En peu de temps, nous retournons voir le médecin qui, sans beaucoup perdre son temps, prescrit des médicaments. Pas même un médicament pour réduire la fièvre (Yaherutse uwo nagiye ndamuhaye). Et voilà, à 2h du matin, nous sommes de retour à la maison, l’enfant toujours brûlant (380).

Un parcours du combattant

À 4h du matin, la fièvre monte encore. Cette fois-ci, pas de demi-mesure : direction l’hôpital Polyceb. Mais là encore, les obstacles se dressent. Nous nous préparons, puis nous allons au rond-point Iwabo n’abantu pour chercher un taxi. Nous demandons le tarif : « Ni 50 000 Fbu igitoro harabavye natwe tukironka ku bibuni » (C’est 50 000 Fbu, la faute incombe à la  pénurie de carburant)  répond le taximan. Incroyable. Autrefois, ce trajet nous aurait coûté 10 000 Fbu.

Nous refusons, espérant voir arrivé plutôt un bus de transport en commun, mais rien. Finalement, nous trouvons un taxi « cangacanga » pour 6 000 Fbu. Un soulagement.

Dans le taxi, les discussions fusent sur les promesses du Président concernant le carburant. Je sentais la fatigue et le désespoir dans chaque mot. Tout le monde est à bout. Enfin, nous arrivons à l’hôpital. Le médecin diagnostique une angine sévère chez mon enfant et s’étonne que le premier médecin n’ait rien vu. Je n’ai pas de réponse, juste un vide. Je repense à cette lettre que j’avais écrite au ministre de la Santé, pleine d’espoir.

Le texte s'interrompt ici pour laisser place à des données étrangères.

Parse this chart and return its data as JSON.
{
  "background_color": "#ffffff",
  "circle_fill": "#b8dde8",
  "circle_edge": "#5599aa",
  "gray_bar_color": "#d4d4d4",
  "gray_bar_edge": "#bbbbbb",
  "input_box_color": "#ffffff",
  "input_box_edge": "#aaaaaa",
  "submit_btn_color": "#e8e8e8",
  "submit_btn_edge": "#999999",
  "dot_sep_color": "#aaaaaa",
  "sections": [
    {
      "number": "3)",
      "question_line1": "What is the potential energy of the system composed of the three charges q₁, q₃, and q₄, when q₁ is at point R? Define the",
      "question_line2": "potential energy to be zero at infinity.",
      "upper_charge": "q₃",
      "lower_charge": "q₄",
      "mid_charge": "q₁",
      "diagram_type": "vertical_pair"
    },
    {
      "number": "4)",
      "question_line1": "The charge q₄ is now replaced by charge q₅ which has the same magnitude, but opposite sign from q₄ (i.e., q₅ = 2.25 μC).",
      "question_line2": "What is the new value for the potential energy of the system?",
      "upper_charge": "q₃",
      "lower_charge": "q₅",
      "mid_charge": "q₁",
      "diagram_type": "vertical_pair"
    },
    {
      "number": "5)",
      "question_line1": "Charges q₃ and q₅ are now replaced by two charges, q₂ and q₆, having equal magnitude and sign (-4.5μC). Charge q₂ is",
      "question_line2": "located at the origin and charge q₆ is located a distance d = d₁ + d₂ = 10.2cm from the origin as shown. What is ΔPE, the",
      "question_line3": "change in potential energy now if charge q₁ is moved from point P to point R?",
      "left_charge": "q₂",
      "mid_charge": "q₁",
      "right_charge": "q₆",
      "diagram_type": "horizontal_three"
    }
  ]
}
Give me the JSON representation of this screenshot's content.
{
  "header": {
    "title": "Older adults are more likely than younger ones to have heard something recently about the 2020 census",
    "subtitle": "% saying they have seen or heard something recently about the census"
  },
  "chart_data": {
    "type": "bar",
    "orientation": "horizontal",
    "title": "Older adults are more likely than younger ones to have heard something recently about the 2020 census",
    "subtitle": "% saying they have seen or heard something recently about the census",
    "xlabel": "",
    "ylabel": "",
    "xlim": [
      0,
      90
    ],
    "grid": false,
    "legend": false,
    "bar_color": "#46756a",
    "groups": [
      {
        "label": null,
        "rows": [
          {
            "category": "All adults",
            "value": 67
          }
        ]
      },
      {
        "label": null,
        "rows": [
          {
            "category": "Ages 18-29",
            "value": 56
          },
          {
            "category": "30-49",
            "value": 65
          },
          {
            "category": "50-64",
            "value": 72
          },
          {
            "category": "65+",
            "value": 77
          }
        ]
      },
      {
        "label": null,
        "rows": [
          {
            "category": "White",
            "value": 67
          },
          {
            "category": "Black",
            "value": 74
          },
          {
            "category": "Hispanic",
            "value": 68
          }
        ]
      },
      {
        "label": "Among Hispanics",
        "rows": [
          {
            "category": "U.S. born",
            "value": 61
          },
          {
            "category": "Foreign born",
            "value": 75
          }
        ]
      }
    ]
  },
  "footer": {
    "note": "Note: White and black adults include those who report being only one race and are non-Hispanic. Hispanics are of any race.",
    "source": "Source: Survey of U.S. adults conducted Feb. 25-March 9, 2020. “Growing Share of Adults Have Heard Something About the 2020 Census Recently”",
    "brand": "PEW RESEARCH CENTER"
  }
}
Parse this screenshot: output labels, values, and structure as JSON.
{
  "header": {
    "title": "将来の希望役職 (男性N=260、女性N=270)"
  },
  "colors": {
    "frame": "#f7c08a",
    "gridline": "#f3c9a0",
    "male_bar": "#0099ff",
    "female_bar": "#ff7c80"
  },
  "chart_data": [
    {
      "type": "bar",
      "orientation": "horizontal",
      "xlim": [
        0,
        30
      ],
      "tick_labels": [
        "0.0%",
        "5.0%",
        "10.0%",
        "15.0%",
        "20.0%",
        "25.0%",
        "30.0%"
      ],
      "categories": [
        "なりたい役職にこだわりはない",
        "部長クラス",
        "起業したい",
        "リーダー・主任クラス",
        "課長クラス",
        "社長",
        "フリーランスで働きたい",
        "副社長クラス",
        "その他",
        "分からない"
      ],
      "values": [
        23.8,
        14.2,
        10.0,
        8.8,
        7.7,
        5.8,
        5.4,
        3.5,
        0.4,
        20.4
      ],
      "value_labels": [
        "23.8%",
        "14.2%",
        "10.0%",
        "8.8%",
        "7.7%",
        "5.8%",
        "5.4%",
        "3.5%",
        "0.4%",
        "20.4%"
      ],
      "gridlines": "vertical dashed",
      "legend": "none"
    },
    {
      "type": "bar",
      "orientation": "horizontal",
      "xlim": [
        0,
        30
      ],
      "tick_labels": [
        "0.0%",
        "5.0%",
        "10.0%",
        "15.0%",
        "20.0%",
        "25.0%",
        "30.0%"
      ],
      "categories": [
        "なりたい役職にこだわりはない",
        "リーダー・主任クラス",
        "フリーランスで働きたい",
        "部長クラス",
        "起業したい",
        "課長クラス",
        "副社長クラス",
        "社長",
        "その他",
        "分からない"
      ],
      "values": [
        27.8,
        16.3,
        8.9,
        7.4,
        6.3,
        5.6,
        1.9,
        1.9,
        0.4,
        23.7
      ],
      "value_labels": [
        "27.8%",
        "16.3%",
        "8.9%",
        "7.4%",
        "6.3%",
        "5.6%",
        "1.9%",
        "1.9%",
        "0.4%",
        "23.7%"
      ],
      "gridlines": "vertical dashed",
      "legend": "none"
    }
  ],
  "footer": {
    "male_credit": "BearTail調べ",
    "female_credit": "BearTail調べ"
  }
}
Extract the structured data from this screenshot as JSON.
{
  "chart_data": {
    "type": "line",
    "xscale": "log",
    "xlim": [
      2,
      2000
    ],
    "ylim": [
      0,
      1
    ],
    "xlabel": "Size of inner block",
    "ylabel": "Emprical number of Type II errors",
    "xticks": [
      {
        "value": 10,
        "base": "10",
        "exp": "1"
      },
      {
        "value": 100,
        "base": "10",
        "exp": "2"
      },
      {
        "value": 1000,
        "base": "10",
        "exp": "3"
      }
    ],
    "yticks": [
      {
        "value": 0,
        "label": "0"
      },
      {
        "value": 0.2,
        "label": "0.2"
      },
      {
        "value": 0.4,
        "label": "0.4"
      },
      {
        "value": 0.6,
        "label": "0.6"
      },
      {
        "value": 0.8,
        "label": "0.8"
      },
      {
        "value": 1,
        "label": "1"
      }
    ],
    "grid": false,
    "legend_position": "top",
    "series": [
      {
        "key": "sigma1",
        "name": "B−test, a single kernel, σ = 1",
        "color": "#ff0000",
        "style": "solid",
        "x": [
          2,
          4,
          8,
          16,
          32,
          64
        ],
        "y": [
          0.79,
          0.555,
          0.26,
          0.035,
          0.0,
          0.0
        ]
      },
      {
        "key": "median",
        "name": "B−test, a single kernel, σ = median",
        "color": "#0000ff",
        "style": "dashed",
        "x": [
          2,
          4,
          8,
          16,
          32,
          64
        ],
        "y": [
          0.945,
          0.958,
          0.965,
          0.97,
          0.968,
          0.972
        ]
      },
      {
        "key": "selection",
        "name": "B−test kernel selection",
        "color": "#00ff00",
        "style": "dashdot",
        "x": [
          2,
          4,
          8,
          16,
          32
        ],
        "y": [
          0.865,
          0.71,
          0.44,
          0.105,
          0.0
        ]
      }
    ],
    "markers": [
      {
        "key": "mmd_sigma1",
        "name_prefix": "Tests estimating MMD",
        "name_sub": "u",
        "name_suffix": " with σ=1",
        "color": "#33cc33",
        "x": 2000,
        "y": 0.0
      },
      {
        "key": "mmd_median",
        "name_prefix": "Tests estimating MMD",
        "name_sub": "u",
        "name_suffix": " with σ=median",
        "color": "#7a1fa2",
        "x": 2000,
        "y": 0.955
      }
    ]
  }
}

Le retour est tout aussi compliqué. Nous devons à nouveau prendre un « cangacanga » pour 10 000 Fbu. À l’intérieur, les discussions sur le carburant continuent. L’espoir semble si fragile, mais tout le monde y tient encore. Cependant, l’attente est interminable. Entre spéculation et corruption, chacun essaie de profiter de cette crise. Même les pompistes jouent le jeu pour se faire du cash

Des questions, encore et encore. Où est-ce que ça coince ? Même pendant la guerre civile de 1993 à 2005, le pays n’a jamais connu ça, même pendant l’embargo, malgré les frontières fermées, la pénurie de carburant  n’a jamais été aussi aiguë.

Même si les Burundais ne laissent rien apparaître dans leur attitude, l’exaspération est totale.

Une lueur d’espoir… ?

Malgré cette pénurie, il est encourageant de voir que des camions en provenance de la Tanzanie commencent à réapprovisionner le pays. L’accès au carburant s’améliore progressivement, mais il est crucial de maintenir ces efforts pour assurer une disponibilité continue et durable. Monsieur le Président, si la situation continue sur cette lancée, je suis sûre et certaine que le peuple burundais vous félicitera pour avoir géré cette grave crise avec courage.